Затем она приблизилась к участковому и доверительно, чуть ли не шепотом проговорила:

– А честно сказать – боюсь я одна к ней заходить... Как-то страшно мне отчего-то... как-то отчего-то страшно...

– Ну ладно, – решился Иван Васильевич, – пойдемте, проведаем вашу соседку. Раз уж у вас ключи есть.

Грешным делом он подумал, что эта неожиданно подвернувшаяся забота позволит ему отложить посещение семьи Кипятковых, которое было для него хуже горькой редьки.

Подойдя к дверям своей соседки Ольги Павловны, активная пенсионерка пару раз позвонила в квартиру (на всякий случай, как уточнил догадливый участковый). Ответа не последовало, и Ангелина Власьевна достала связку ключей.

– Это – мои, – бормотала она, перебирая связку, – это – от дачи... это – от кладовки... это – от сарая... а-а-а, вот же они, от Ольгиной квартиры!

Ключи подошли, и участковый с соседкой вошли в квартиру.

В квартире Ольги Павловны действительно было «неладно», как вполне справедливо высказалась Ангелина Власьевна. Уже в коридоре виден был царящий повсюду разгром – все вещи из шкафов вывалены и разбросаны, сами шкафы распахнуты. Впечатление было такое, как будто в квартире пошуровала шайка грабителей... впрочем, подумал Иван Васильевич, возможно, так оно и было на самом деле.

Из спальни послышался вдруг тихий сдавленный стон. Ангелина Власьевна всплеснула руками и бросилась в том направлении. Участковый двинулся следом, стараясь при этом по возможности не исказить картину предполагаемого преступления и вместе с тем как можно лучше ее, эту картину, запомнить.

Войдя в спальню, он увидел следующее: Ангелина Власьевна склонилась над немолодой, весьма полной женщиной в махровом халате поверх ситцевой ночной рубахи, которая лежала почему-то не на кровати, а на ковре и время от времени тихо стонала. В первый момент участковый предположил, что женщина пала жертвой инфаркта, инсульта или другой подобной напасти, но, приглядевшись, он увидел на ее лице и волосах подсохшую кровь, что в сочетании с царящим в квартире разгромом говорило о криминальном характере случившегося с Ольгой Павловной несчастья и о том, что к Ивану Васильевичу и его служебным обязанностям все это имеет самое непосредственное отношение.

В этом был один плюс и один минус: к Кипятковым он сегодня точно не пойдет, но на ужин попадет очень не скоро.

Тем временем Ангелина Власьевна принесла из кухни воды, обтерла соседке лицо влажным платком и еще побрызгала. Усилия ее не пропали даром, Ольга Павловна приоткрыла глаза и, увидев склоненную над собой соседку, испустила еще более жалобный стон.

– Ольга Павловна, – осведомилась соседка голосом, полным сострадания, – кто ж это так тебя, сердешную?

– Откуда ж я знаю! – слабым голосом ответила пострадавшая. – Позвонили в дверь, сказали, что выигрыш мне принесли, ну я и открыла... а они меня сразу – по голове... больше ничего не помню. Видно, они меня после уж сюда притащили, ударили-то прямо возле двери.

– А какой выигрыш-то? – заинтересовалась соседка. – Откуда бы это выигрыш?

– Кофеварка, – жалобно поведала Ольга Павловна. – Они сначала по телефону позвонили, сказали, что я кофеварку выиграла, хорошую, немецкую, а потом уж в дверь звонят...

– Сколько же раз вам говорили, – менторским голосом произнес участковый, выглянув из-за плеча Ангелины Власьевны, – не пускайте в квартиру незнакомых людей! Требуйте предъявления документов!

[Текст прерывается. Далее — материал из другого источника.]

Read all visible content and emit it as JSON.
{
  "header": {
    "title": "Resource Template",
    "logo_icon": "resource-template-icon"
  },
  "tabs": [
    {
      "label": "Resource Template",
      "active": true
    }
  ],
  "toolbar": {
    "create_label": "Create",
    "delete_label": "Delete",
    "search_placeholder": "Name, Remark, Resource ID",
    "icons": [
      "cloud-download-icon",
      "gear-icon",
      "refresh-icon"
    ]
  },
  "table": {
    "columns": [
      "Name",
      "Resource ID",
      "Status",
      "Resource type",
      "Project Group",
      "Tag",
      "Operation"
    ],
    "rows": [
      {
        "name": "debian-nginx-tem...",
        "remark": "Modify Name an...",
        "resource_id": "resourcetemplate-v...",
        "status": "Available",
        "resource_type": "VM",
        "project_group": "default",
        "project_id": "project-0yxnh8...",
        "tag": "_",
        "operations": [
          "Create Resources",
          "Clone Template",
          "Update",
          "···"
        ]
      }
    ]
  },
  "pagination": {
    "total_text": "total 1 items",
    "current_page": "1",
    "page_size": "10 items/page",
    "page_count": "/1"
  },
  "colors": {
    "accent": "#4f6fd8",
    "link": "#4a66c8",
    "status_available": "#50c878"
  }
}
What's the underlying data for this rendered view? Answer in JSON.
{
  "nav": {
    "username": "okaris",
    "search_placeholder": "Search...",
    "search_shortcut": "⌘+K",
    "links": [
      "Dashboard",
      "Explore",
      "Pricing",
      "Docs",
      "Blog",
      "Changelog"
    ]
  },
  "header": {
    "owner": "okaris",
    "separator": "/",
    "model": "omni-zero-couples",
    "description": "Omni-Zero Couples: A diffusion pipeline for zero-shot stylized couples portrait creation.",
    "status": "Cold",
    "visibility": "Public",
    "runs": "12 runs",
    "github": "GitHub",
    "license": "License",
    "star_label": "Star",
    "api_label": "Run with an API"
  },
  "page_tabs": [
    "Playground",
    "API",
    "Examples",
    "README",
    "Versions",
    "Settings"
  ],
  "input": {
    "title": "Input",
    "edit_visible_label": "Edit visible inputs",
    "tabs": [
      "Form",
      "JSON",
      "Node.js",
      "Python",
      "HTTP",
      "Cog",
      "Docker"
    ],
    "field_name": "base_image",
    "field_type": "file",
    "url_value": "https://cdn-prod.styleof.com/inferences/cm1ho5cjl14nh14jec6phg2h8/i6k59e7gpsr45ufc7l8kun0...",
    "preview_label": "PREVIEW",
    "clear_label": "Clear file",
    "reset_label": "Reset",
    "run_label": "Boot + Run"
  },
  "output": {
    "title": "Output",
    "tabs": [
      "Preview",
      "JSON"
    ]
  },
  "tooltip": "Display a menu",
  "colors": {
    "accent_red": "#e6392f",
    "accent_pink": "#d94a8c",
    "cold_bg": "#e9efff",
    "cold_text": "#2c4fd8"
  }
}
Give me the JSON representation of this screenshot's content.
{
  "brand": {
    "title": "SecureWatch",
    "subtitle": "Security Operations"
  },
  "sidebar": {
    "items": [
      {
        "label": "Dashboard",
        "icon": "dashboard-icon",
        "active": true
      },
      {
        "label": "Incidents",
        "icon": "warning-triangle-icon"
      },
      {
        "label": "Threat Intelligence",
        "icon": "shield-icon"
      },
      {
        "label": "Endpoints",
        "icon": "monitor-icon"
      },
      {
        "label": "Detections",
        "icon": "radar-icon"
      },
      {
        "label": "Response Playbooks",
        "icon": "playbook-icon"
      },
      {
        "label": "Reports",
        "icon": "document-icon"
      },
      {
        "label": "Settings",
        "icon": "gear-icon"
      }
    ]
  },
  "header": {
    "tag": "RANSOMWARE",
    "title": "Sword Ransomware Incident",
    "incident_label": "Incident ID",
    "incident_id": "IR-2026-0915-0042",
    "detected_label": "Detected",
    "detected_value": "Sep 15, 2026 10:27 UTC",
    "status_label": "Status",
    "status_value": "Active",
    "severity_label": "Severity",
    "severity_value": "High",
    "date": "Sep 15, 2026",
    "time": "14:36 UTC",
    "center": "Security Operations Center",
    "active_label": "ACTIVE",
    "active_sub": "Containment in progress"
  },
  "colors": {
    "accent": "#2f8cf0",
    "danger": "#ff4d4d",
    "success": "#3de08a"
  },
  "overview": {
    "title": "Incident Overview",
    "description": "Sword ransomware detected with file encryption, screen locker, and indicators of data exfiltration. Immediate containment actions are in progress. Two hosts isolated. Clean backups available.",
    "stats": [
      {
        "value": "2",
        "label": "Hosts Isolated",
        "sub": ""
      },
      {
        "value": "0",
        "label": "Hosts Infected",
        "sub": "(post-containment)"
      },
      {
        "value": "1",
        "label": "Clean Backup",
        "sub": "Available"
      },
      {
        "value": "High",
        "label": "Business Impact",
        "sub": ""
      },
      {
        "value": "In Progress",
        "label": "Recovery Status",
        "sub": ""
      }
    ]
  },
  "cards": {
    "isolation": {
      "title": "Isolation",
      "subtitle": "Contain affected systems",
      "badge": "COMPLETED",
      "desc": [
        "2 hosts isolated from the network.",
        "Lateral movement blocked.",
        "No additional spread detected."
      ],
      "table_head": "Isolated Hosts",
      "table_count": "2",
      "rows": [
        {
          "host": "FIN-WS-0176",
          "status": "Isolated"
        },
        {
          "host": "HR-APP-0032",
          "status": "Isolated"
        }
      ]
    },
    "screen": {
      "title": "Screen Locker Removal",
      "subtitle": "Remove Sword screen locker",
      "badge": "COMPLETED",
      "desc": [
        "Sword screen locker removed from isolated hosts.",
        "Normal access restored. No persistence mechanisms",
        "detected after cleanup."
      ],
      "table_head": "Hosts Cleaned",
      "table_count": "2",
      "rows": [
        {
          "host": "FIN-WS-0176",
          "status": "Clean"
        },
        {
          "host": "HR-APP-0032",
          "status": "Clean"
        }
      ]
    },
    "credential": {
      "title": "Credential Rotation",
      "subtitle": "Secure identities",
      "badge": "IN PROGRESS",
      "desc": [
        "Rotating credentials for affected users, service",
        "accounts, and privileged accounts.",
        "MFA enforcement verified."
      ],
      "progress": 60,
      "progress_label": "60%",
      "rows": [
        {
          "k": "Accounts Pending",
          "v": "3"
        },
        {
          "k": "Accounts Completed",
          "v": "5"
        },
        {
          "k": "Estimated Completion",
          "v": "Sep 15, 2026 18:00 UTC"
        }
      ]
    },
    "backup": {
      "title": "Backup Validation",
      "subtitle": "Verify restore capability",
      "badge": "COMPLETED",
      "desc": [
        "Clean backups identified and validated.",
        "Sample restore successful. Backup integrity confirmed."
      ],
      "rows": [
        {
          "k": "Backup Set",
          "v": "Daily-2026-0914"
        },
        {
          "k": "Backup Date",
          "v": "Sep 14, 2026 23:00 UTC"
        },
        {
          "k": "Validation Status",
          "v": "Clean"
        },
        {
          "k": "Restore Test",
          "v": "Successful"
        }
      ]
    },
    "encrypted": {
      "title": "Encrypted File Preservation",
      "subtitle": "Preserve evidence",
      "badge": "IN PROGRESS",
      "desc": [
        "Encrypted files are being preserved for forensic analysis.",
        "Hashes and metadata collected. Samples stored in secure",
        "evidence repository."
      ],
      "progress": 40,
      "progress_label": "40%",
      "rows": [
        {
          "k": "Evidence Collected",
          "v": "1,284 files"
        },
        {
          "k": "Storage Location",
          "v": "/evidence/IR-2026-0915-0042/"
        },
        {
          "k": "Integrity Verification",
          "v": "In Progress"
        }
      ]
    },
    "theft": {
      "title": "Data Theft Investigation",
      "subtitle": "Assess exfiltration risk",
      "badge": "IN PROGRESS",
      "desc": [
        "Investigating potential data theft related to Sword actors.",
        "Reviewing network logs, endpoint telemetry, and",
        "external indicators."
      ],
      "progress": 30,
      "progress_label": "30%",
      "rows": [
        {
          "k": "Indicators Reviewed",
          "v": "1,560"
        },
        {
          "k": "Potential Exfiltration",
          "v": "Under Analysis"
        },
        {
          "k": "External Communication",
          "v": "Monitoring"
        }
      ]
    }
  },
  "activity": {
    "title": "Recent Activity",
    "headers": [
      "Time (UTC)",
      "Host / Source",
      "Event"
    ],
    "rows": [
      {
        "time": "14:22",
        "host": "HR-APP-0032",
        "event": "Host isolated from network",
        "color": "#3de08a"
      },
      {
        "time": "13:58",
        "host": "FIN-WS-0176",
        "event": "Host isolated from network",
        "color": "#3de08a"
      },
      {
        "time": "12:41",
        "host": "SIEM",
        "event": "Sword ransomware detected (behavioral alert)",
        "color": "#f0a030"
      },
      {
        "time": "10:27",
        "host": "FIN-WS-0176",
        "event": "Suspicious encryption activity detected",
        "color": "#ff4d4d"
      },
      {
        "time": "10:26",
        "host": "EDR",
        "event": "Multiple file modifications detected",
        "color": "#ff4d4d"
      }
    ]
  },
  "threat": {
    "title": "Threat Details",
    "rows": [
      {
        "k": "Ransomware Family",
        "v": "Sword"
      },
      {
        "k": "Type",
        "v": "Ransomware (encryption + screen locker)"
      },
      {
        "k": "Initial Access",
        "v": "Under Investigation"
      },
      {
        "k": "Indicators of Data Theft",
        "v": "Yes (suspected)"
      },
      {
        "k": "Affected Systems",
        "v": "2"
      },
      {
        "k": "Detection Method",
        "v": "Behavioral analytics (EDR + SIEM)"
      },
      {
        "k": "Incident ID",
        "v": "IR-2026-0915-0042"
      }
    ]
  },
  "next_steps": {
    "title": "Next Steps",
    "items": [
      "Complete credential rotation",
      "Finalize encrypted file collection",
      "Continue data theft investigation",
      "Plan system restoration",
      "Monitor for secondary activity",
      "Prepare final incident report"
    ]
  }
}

– А это кто такой? – испуганно спросила Ольга Павловна, покосившись на незнакомого мужчину.

– Участковый наш, Иван Васильевич, – представила милиционера Ангелина Власьевна.

– Иван Васильевич Кочетков, – представился сам участковый.

– Документы предъявите! – проговорила слабым голосом лежащая на полу женщина.

«Научил на свою голову», – подумал участковый, однако признал совершенную правоту пострадавшей и предъявил свое служебное удостоверение.

Пострадавшая не смогла рассмотреть красные корочки из своего неудобного положения, неловко приподняла голову... Тут же лицо ее покрылось мертвенной бледностью, глаза закатились, и Ольга Павловна потеряла сознание.

Сердобольная соседка переполошилась, принялась снова брызгать водой, но участковый, которому не раз доводилось наблюдать симптомы сотрясения мозга, сказал Ангелине Власьевне, чтобы она оставила в покое несчастную жертву неизвестных злоумышленников, нашел телефон и вызвал сперва «Скорую помощь», а затем дежурных оперативников из ближайшего отделения милиции.

В ожидании врачей и своих коллег он расспросил Ангелину Власьевну: не слышала ли она ночью подозрительных звуков из соседней квартиры, на чем основывался ее страх и нежелание одной идти к соседке, а самое главное – не знает ли она, Ангелина Власьевна, какие ценности могли храниться в доме у Ольги Павловны, из-за чего ее скромной особой могли заинтересоваться грабители?

Ангелина Власьевна последовательно отвечала, что страх ее не был основан ни на чем конкретном, а вызван просто каким-то нехорошим предчувствием, что ночью подозрительных звуков она, слава богу, не слышала, а то бы вовсе со страху умерла, а насчет ценностей ничего не знает и вообще приучена с детства чужими ценностями не интересоваться и в чужие дела нос не совать.

В последнем Иван Васильевич несколько усомнился, однако вслух свои сомнения не высказал. Тут как раз подоспела «Скорая помощь», и все дальнейшие вопросы отложились на потом.

Окончательно убедившись в том, что труп исчез, я в ужасе подумала, что его уже обнаружили, сообщили в милицию и увезли для опознания. Учитывая, что насильственный характер смерти не вызывает сомнений, по делу об убийстве ведется следствие, и первый, на кого падут подозрения, безусловно, я...

Не успела я как следует испугаться, как тут же опровергла собственные предположения.

Я представила, как на место обнаружения трупа приехала следственная бригада – несколько машин, куча народу, эксперты с фотоаппаратурой и прочим оборудованием, может быть, проводник с розыскной собакой, лишние люди, без которых не обходится ни одно серьезное дело и которые ходят вокруг, курят и подают дурацкие советы...

После такого нашествия здесь была бы пропасть следов – и машин, и людей, валялись бы окурки, вся трава затоптана. Ничего этого не было, единственный окурок, который я нашла, – вчерашний Аленин «Вог»... Кстати, если бы тут побывала милиция, они бы этот окурок нашли раньше меня.

Короче, милиции здесь еще не было.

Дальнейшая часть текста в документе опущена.